Un développement durable conditionné au droit des femmes à disposer de leur corps.
Le développement durable, parce qu’il implique une triple exigence d’équité sociale, d’efficacité économique et de qualité environnementale, et impose le respect de principes fondamentaux, parmi lesquels la solidarité et la participation de chacun(e) à l’effort collectif, ne saurait être réalisé sans la contribution des femmes.
Le fait que les femmes, qui représentent la moitié de l’humanité, fassent l’objet de discriminations et de violences parfois extrêmes, constitue l’un des principaux freins au développement durable tel que défini plus haut.
C’est non seulement une question de justice, mais aussi d’efficacité dans la mesure où les femmes ont la responsabilité principale de la prise en charge des enfants, et qu’en outre, elles jouent, dans nombre de sociétés, un rôle social majeur dans la gestion des ressources naturelles (eau, énergie) et dans l’agriculture.
En conséquence, il est essentiel de mettre en œuvre des programmes visant à éliminer ces discriminations et ces situations de violence afin que les femmes soient des actrices économiques à part entière.
Ne pas passer à côté de l’essentiel
La complexité des implications culturelles, sociétales, économiques, juridiques, des programmes d’action relatifs aux rapports sociaux de sexe, nous fait craindre que les conférences à venir sur ces sujets n’aboutissent à de multiples propositions telles que celles déjà élaborées dans le passé.
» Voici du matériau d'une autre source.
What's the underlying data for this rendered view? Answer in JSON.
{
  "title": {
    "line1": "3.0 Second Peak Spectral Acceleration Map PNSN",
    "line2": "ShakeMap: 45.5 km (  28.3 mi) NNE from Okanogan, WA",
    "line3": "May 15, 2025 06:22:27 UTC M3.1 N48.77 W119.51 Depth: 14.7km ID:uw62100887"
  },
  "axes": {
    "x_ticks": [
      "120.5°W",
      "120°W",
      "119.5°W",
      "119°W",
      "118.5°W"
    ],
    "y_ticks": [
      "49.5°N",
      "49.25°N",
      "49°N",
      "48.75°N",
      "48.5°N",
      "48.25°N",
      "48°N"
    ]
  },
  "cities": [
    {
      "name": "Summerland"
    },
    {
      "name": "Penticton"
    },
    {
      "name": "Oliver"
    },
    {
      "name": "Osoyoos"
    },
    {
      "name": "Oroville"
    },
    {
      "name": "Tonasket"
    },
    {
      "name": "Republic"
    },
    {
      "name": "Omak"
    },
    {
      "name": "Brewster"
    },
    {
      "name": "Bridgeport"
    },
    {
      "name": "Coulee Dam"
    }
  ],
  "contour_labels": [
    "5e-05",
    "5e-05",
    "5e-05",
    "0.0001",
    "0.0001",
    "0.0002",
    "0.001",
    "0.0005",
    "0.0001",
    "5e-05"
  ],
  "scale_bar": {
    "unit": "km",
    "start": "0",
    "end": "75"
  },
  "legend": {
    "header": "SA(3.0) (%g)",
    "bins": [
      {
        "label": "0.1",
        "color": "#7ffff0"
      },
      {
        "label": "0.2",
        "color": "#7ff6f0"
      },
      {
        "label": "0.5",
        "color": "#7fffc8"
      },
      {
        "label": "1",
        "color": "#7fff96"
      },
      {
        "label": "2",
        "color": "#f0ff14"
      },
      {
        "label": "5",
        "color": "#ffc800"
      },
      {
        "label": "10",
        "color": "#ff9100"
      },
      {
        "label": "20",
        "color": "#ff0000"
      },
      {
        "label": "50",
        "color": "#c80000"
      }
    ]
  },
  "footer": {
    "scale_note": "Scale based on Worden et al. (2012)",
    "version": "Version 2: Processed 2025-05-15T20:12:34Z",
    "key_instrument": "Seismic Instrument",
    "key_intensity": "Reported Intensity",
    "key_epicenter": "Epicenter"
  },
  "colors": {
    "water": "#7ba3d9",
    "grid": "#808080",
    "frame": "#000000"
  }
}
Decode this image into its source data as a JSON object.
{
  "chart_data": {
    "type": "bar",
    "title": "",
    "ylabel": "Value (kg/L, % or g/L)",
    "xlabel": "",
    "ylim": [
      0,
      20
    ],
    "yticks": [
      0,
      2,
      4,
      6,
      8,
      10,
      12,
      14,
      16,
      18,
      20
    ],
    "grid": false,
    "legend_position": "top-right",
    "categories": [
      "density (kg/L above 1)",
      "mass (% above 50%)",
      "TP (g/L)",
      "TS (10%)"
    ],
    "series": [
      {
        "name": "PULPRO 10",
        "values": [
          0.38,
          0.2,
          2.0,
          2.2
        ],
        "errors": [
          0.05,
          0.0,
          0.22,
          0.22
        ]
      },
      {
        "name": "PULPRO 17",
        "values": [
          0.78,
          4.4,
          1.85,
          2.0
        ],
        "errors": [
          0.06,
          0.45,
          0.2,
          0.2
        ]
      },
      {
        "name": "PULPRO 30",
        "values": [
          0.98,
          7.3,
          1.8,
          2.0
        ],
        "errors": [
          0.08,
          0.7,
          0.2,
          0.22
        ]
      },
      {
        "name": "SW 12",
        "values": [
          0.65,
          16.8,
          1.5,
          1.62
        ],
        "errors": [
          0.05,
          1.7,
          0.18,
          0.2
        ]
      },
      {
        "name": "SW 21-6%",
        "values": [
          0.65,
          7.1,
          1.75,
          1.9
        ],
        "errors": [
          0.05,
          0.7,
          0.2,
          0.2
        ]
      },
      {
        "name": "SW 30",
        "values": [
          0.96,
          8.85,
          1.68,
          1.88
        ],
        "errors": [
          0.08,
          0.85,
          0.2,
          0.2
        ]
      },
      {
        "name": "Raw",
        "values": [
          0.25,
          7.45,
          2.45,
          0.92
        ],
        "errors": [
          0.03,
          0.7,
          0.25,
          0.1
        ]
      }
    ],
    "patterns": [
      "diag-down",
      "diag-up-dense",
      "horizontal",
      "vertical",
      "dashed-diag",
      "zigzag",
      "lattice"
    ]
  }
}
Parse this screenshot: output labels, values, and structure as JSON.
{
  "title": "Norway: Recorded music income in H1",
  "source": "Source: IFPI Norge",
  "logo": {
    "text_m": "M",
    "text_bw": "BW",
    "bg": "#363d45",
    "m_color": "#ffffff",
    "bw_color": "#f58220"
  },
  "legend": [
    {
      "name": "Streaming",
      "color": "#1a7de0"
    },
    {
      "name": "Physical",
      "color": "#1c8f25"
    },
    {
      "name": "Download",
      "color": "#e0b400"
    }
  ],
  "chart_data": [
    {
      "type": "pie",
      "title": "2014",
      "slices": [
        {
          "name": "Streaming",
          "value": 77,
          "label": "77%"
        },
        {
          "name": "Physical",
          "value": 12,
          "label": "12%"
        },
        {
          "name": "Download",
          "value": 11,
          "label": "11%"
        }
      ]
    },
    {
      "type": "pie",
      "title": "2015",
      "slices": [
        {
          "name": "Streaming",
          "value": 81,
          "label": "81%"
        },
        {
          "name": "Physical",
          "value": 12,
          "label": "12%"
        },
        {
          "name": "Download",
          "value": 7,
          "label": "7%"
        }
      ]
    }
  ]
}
Le risque étant de passer à côté d’une exigence essentielle en amont de toutes les autres : la reconnaissance sans délai et sans réserves du droit fondamental des femmes à maîtriser leur corps.
Ainsi que cela est souligné dans un rapport auprès du Conseil des droits de l’homme des Nations Unies (Anand Grover, Rapporteur spécial au Conseil des droits de l’homme, sur le droit qu’a toute personne de jouir du meilleur état de santé physique et mentale possible, conformément aux résolutions 15/22 et 6/29 du Conseil des droits de l’homme (rapport présenté à l’AG des NU/A 66/254 : diffusion le 3 août 2011/Soixante-sixième session), il s’agit d’un droit à la santé que les États ont le devoir de respecter :
« La réalisation du droit à la santé implique la levée des obstacles qui entravent les décisions personnelles en matière de santé ainsi que l’accès aux services, à l’éducation et aux informations dans ce domaine, en particulier pour les états de santé qui affectent uniquement les femmes et les filles. Dans les cas où l’obstacle est érigé par une loi pénale ou autre instrument législatif, les États ont l’obligation de le lever. L’abrogation de ces lois et restrictions imposées par la loi n’est pas soumise à des contraintes de ressources et ne peut dès lors être considérée comme devant s’opérer uniquement de manière progressive. Les obstacles créés par le droit pénal et par d’autres lois et politiques qui affectent la santé sexuelle et génésique doivent dès lors être levés immédiatement afin de garantir l’exercice sans restriction du droit à la santé. »
Droits et développement durable vont de pair
Il est clair que les femmes ne peuvent devenir des actrices économiques à part entière que si elles sont en mesure de choisir le nombre d’enfants qu’elles souhaitent et le moment de les avoir.
Aujourd’hui, le lien entre démographie et niveau d’éducation des femmes est reconnu en Europe, l’inflexion de la croissance démographique a été structurée par l’accès à la contraception et à l’avortement, lié au niveau d’éducation des filles. Réciproquement, une démographie non contrôlée par les femmes concernées se traduit par l’abandon des études.
En ce qui concerne l’aspect environnemental, les dernières projections de l’ONU concernant la population mondiale montrent que les 10 milliards d’humains seront atteints en 2050. Or, même si nous savons que l’empreinte écologique d’un bébé bengali est bien inférieure à celle d’un bébé français, on ne peut pour autant contester que croissance démographique et déséquilibre des populations impactent gravement l’environnement. En outre, nombre de rapports internationaux montrent que, dans la majeure partie des pays en développement, ces déséquilibres associés au dérèglement climatique induisent un accroissement de la pauvreté des femmes, de leur insécurité alimentaire, et des violences à leur égard.
En conclusion, si la reconnaissance du droit des femmes à maîtriser leur fécondité, y compris en recourant à l’avortement, apparaît comme essentielle pour garantir leur autonomie, partout dans le monde, on constate que cette question est sous-estimée, marginalisée, voire exclue des sujets débattus dans nombre de rencontres internationales, sous des prétextes culturels religieux ou géopolitiques.
Or il ne saurait y avoir de développement durable sans le respect des droits fondamentaux des individus, au premier chef desquels, le droit des femmes à disposer librement de leur corps.